Quello che il saldo non dice, ma che però possiamo leggere sulle tabelle della bilancia dei pagamenti – prendo riferimento i dati Bankitalia di agosto pubblicati di recente – è che nei dodici mesi cumulati ad agosto 2014 sono entrati in Italia redditi primari per 57,557 miliardi, mentre abbiamo pagato interessi sui debiti per quasi 62. Ciò vuol dire che i nostri rentier hanno incassato oltre 57 miliardi, mentre la collettività, stante la quota preponderante di titoli del debito pubblico fra gli investimenti esteri di portafoglio, si è dovuta fare carico di pagarne 62 ai rentier esteri.
Eccolo qui un altro che odia i ricchi, penserete. Proprio per nulla, e anzi: buon per loro. L’unica cosa che ho in odio è l’ipocrisia.
La libera circolazione dei capitali, infatti, si basa su un presupposto che i manuali di economia si peritano di non illustrare con la necessaria dovizia di particolari: ossia che l’internazionalismo finanziario, pressuposto per la gestione efficiente del capitale (ossia più profittevole), porta con sé un evidente presupposto politico: il capitale deve infischiarsene della sovranità statale. Deve solo procurare rendimenti. E poi ci stupiamo che gli stati siano in disgrazia.

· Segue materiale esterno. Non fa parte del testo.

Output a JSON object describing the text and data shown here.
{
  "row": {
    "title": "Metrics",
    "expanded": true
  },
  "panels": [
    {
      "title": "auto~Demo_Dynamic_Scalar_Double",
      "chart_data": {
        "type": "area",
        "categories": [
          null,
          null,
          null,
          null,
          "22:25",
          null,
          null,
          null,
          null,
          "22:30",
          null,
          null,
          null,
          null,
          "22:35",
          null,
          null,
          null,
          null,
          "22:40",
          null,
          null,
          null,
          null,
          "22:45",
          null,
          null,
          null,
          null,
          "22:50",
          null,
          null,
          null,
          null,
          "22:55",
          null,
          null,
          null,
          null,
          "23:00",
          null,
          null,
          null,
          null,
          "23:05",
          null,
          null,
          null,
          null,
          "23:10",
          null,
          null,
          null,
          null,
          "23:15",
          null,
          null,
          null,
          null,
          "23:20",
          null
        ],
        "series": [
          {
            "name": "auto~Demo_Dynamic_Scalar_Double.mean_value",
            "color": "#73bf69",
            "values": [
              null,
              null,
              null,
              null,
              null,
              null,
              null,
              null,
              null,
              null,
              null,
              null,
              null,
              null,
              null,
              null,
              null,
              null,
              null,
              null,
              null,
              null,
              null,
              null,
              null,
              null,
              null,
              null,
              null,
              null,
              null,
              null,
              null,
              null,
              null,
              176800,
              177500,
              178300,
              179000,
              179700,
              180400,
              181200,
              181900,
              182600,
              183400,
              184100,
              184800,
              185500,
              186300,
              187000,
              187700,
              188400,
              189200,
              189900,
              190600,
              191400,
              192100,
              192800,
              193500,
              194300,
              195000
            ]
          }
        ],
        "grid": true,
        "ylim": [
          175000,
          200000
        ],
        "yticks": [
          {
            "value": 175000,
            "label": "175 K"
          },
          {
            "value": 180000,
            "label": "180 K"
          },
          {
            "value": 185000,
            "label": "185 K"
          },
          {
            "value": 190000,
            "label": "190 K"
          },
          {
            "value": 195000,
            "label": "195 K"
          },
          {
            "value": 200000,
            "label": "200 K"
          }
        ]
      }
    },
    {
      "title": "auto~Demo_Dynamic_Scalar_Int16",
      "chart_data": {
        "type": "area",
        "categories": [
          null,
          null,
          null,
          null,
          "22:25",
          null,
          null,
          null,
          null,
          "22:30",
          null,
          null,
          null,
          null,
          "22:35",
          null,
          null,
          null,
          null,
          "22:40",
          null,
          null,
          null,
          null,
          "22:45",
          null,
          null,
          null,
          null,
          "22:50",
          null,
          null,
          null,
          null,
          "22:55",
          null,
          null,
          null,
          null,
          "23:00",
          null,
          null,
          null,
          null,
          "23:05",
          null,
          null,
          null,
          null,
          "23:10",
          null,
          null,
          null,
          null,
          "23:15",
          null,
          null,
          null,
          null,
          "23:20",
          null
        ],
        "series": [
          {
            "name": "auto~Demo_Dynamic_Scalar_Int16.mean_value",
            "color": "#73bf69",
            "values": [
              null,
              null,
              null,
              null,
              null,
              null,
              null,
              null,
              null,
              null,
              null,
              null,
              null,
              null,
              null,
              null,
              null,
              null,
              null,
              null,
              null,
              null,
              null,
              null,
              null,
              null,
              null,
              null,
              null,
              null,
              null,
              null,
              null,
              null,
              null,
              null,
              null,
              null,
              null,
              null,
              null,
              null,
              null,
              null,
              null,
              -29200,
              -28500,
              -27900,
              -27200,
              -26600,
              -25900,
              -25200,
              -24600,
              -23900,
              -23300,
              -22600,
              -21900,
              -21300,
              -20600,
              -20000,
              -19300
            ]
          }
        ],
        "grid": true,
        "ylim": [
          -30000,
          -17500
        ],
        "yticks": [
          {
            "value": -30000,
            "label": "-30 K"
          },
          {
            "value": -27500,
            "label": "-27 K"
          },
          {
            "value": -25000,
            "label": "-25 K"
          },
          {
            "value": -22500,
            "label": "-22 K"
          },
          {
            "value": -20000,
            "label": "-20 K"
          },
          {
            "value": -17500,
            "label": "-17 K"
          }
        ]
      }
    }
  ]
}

Conosco, per dire, sovranisti sfegatati, di quelli che dicono che dobbiamo uscire dall’euro o addirittura dall’Ue, che non si fanno il minimo imbarazzo a portare i soldi in Svizzera o in Germania. E neanche si rendono conto quanto ciò sia paradossale.
Sorvolo e torno ai dati, che di sicuro sono più interessanti delle mie astruse riflessioni.
E la prima cosa che noto scrutando le curve disegnate dalla Banca d’Italia è che davvero l’Italia ha cambiato verso. Ma non tutta l’Italia: solo quella creditrice.
Il dato parla chiaro: intorno alla metà del 2012 avevamo un saldo netto per gli investimenti di portafoglio attivo per 90 miliardi. Ad agosto 2014 il saldo è diventato negativo per la stessa cifra.
Avere un saldo attivo vuol dire sostanzialmente che abbiamo meno debiti con l’estero. Gli acquisti di titoli italiani dall’estero, in quel periodo, erano fortemente diminuiti (oltre 150 miliardi in meno nella metà del 2012, quindi meno debito). Al contempo gli italiani avevano fatto rientrare in Italia dall’estero circa 60 miliardi di investimenti di portafoglio, quindi avevamo meno crediti esteri. Così arriviamo al saldo attivo di 90 miliardi, che corrispondendo a un minor debito equivalente, ha abbassato il deficit della posizione patrimoniale netta, che infatti in quel periodo era intorno al 25% del Pil.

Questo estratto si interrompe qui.